3D-printed suicide pods are now legal in Switzerland
- Sarco capsules flood their interior with nitrogen and reduce oxygen to help people die.
- Compared to other methods, Sarco offers death without using controlled substances, Swiss Info said.
"Sarco" machines — 3D-printed capsules designed for use in assisted suicide — have passed a legal review and can now operate in Switzerland, Swiss Info reported.
Prototyped in the Netherlands by Dr. Philip Nitschke, the coffinlike Sarco capsule should be ready for operation in Switzerland in 2022, he told the outlet. While the Swiss assisted-dying sector's approach requires the ingestion of liquid sodium pentobarbital, Sarco can provide a peaceful death without using controlled substances, Swiss Info reported.
"The benefit for the person who uses it is that they don't have to get any permission, they don't need some special doctor to try and get a needle in, and they don't need to get difficult drugs to obtain," Nitschke said in a Sarco demonstration last year.
The capsule is activated from the inside and can be towed to a location that the person wishes to die in, such as an outdoor setting or the premises of an assisted-suicide organization, Nitschke told Swiss Info. Once activated, the capsule floods its interior with nitrogen and rapidly reduces oxygen, causing the person to lose consciousness and, ultimately, die without choking or panicking, he continued.
The Netherlands, Switzerland, Belgium, Luxembourg, Canada, and Colombia allow assisted suicide, although each has different rules about it, The Guardian reported. Almost all countries and states that permit the practice require people to have an incurable or terminal condition that can't be remedied and causes them suffering.
Switzerland has no laws prohibiting the practice and only considers it an offense to assist a suicide if it's done with selfish motives, The Guardian reported. In the Netherlands, euthanasia can be requested by anyone 12 years old and older who has "unbearable suffering with no prospect of improvement," but parental consent is required if a child is under 16.

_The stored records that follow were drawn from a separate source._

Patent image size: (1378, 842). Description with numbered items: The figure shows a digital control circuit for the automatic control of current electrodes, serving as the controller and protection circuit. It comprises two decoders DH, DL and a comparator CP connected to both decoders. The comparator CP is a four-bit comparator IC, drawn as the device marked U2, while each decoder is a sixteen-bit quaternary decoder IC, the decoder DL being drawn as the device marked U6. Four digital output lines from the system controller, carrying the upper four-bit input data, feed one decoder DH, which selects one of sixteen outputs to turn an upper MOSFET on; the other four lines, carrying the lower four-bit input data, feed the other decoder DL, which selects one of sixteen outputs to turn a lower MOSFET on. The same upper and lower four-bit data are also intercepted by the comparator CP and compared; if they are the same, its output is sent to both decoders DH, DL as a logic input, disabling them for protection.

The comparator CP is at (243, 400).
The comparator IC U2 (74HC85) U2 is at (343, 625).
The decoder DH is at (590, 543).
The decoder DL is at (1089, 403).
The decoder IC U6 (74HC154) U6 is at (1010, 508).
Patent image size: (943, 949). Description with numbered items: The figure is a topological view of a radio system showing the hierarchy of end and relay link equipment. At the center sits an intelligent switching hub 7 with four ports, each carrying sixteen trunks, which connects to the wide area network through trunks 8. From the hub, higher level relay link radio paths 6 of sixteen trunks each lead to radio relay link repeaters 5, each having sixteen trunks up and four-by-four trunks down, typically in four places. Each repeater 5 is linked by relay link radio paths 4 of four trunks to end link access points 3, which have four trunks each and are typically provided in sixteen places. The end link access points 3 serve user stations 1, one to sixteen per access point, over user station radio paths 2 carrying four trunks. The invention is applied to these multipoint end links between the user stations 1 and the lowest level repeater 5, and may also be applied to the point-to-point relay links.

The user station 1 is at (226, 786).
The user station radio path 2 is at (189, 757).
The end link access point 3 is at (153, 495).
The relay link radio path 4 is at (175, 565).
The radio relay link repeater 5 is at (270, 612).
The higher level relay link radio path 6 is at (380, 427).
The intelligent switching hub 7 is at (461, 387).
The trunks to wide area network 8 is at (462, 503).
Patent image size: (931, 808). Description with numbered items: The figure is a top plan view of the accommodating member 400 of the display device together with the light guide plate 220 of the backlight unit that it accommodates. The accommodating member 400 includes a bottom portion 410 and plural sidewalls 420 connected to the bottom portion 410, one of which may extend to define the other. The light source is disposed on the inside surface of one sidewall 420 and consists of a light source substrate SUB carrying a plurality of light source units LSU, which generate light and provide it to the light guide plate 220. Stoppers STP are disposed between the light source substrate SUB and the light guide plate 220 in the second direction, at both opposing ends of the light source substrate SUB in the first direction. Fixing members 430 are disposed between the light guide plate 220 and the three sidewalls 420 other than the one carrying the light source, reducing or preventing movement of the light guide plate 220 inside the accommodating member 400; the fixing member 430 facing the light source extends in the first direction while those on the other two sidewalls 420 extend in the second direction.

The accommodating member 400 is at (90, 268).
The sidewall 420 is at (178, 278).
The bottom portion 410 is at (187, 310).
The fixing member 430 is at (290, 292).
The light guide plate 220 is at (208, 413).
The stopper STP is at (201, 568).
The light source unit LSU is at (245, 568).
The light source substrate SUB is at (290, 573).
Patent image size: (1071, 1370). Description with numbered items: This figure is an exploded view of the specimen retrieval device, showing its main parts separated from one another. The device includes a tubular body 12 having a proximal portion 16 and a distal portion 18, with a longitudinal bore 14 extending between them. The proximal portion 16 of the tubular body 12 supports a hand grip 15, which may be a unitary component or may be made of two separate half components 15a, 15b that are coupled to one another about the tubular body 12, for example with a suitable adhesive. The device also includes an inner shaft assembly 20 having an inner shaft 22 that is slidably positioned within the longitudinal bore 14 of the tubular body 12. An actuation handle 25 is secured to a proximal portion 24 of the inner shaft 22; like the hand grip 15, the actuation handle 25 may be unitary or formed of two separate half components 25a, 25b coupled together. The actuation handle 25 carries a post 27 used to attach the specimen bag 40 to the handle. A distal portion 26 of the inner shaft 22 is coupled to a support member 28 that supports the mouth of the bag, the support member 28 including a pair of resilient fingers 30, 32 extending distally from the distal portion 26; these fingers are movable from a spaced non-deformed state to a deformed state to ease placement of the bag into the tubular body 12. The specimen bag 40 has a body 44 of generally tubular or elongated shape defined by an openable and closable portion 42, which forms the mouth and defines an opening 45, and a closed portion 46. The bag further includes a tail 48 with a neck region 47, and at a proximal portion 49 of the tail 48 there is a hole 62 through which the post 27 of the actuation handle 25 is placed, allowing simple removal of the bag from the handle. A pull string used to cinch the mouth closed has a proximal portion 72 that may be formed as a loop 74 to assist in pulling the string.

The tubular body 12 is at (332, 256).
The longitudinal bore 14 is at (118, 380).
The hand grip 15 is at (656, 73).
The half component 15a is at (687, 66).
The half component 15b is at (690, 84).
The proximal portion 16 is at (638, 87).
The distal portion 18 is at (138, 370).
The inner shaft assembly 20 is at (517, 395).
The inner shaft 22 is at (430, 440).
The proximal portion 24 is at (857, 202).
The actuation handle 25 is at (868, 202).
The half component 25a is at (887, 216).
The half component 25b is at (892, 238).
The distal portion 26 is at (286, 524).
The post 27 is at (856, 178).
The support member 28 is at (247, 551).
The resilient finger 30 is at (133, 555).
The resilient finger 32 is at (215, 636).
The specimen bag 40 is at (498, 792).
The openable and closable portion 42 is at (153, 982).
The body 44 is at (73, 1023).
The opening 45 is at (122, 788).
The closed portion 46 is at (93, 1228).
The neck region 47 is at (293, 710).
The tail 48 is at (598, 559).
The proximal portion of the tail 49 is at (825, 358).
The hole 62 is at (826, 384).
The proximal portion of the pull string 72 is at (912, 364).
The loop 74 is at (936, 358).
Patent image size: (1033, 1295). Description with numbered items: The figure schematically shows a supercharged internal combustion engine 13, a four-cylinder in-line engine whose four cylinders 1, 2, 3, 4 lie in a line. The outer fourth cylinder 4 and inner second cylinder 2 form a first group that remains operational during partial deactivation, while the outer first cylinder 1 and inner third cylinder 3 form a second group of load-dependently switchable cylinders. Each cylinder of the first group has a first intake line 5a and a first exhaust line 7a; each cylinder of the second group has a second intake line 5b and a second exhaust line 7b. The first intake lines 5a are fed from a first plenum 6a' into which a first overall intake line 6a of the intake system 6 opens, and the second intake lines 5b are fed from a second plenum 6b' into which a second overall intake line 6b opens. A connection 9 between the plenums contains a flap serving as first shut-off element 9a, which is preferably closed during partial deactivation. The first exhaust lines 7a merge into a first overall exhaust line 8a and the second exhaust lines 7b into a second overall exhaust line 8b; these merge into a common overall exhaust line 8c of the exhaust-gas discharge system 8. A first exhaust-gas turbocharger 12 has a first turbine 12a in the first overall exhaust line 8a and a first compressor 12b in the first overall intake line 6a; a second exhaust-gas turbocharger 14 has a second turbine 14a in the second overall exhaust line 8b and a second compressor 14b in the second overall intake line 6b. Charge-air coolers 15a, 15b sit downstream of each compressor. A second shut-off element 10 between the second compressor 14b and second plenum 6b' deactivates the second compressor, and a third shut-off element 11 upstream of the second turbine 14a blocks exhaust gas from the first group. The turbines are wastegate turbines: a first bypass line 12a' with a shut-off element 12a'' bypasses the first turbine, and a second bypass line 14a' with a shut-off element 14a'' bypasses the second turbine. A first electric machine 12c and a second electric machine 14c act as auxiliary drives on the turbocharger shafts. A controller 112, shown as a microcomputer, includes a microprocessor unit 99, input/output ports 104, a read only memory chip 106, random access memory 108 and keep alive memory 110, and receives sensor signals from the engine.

Jeroen Recourt, the chair of the Regional Euthanasia Review Committees, said the "vast majority" of euthanasia cases in the Netherlands concerned elderly people who were suffering from a serious illness, such as cancer, the Dutch daily newspaper Trouw reported.
In 2020, euthanasia in the Netherlands peaked with 6,938 procedures performed, an increase of 9% compared to the previous year, Dutch News reported.
"These figures are part of a larger development," Recourt told Trouw. "More and more generations see euthanasia as a solution for unbearable suffering." He added, "But the thought that euthanasia is an option in the case of hopeless suffering is very reassuring."